The University of Portsmouth has been criticised by the Campaign Against Arms Trade (CAAT) after securing a contract with a new military technological college in the Middle-Eastern country of Oman.
The University will be overseeing courses at the college in an academic guidance role, in exchange for money.
The agreement is the first of its kind for the University, and the Faculty of Technology will be involved in the development of the college from the outset.
The partnership between the University and the Military Technological College in Oman will see the joint development of four engineering degrees for up to 4,200 students. The college, funded by the Omani government, is due to welcome the first 1,000 students in September 2013. However there are no plans for Portsmouth students to visit the college in Oman.
The University will oversee programmes in Marine Engineering, Systems Engineering, Aircraft Engineering, and Civil Engineering. A lecturer from the University will spend two years at the military college to oversee the initial development of these programmes.
Over the past five years, the UK has sold over £846 million worth of military equipment, mainly warships and small arms, to Oman. The UK has a historical military relationship with Oman, dating back to the 1950’s, and just before Christmas David Cameron visited Oman to mark a new £2.5 billion Eurofighter and Hawk deal.
Campaign Against Arms Trade (CAAT) believes that the military engineers being trained at the new military college in Oman will be involved with using, supporting and maintaining these weapons.
CAAT said: “Oman has an authoritarian government and there is a real likelihood that this weaponry will be used for internal repression or in regional conflict.

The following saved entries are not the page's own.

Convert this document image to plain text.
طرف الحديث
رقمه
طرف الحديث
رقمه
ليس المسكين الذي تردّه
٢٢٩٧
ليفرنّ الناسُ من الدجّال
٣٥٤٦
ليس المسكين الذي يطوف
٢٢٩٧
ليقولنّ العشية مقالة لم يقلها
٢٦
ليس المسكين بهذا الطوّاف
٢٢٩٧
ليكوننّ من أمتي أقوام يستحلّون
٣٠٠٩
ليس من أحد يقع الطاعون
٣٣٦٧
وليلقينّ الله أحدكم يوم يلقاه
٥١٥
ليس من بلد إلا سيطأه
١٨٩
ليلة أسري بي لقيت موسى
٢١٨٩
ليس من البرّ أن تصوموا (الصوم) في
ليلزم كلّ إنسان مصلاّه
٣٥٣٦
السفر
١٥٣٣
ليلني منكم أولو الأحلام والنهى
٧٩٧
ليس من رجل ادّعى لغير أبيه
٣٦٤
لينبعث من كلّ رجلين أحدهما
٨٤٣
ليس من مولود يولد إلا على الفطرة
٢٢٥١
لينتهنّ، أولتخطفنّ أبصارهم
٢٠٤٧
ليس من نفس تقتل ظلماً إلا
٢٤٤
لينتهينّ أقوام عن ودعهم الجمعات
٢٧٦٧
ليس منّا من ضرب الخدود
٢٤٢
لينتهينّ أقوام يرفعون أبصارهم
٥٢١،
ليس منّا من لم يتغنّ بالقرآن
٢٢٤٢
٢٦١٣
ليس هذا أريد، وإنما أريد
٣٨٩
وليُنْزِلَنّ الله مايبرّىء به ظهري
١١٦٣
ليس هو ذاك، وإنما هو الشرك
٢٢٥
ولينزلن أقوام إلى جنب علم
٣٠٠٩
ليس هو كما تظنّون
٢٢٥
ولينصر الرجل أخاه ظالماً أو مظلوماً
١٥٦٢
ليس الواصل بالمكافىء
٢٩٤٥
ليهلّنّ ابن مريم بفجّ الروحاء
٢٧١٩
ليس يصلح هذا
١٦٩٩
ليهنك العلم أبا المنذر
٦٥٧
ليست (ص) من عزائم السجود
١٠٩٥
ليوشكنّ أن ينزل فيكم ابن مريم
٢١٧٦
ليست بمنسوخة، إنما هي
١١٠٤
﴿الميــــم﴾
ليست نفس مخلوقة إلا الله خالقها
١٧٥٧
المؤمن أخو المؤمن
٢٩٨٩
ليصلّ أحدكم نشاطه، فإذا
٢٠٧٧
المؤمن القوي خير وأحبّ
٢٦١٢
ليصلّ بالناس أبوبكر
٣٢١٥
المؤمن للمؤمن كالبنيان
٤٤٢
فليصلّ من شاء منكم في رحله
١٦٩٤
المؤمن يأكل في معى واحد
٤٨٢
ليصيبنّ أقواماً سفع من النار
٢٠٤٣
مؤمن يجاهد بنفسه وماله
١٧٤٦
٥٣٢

“We believe that universities should not be involved in supporting militarism or the arms trade, whether that be through research, investments or giving arms companies a place on campus.
“These principles should extend to their work overseas, whether that is setting up a new campus or overseeing courses as the University of Portsmouth is doing in Oman.”
The University International Director, Joe Docherty responded to CAAT claims, saying: “The University is sensitive to the ethical issues raised around education and training contracts with the military. Oman is a major strategic and business partner of the United Kingdom and over 20 UK HE institutions offer programmes there.
“The University’s involvement in Oman will strengthen its engagement in the Middle East, where the University has long been a destination of choice for students looking for advanced training in engineering and technology.”
The Military Technological College will provide academic education and training for the Omani armed forces and Ministry of Defence engineering services.
Students will study for a BEng (Hons) degree with a Diploma of Higher Education exit point at the end of the penultimate degree year. Students would achieve recognition from professional engineering bodies, and for the aeronautical students, an international civil EASA 66 licence.
Wing Commander Nasser Bin Khamis Al-Suwaidi, the head of the Omani delegation team, said: “This project is a milestone for the Omani Ministry of Defence and Oman itself, providing students with international professional recognition.
“The Military Technological College chose the University of Portsmouth as its partner institution because of the University’s strong reputation, its long history in validating military aligned programmes and in its continuous professional accreditation record.”
The University has a record in accrediting education and training of military engineers with the British Royal Navy assisting HMS Collingwood, HMS Sultan, and DSEME Arborfield.
Oman was affected by the 2011 Arab Spring, with one protester shot dead during protests. The Omani government responded by granting greater power to the elected Consultative Council, or Majlis al-Shura.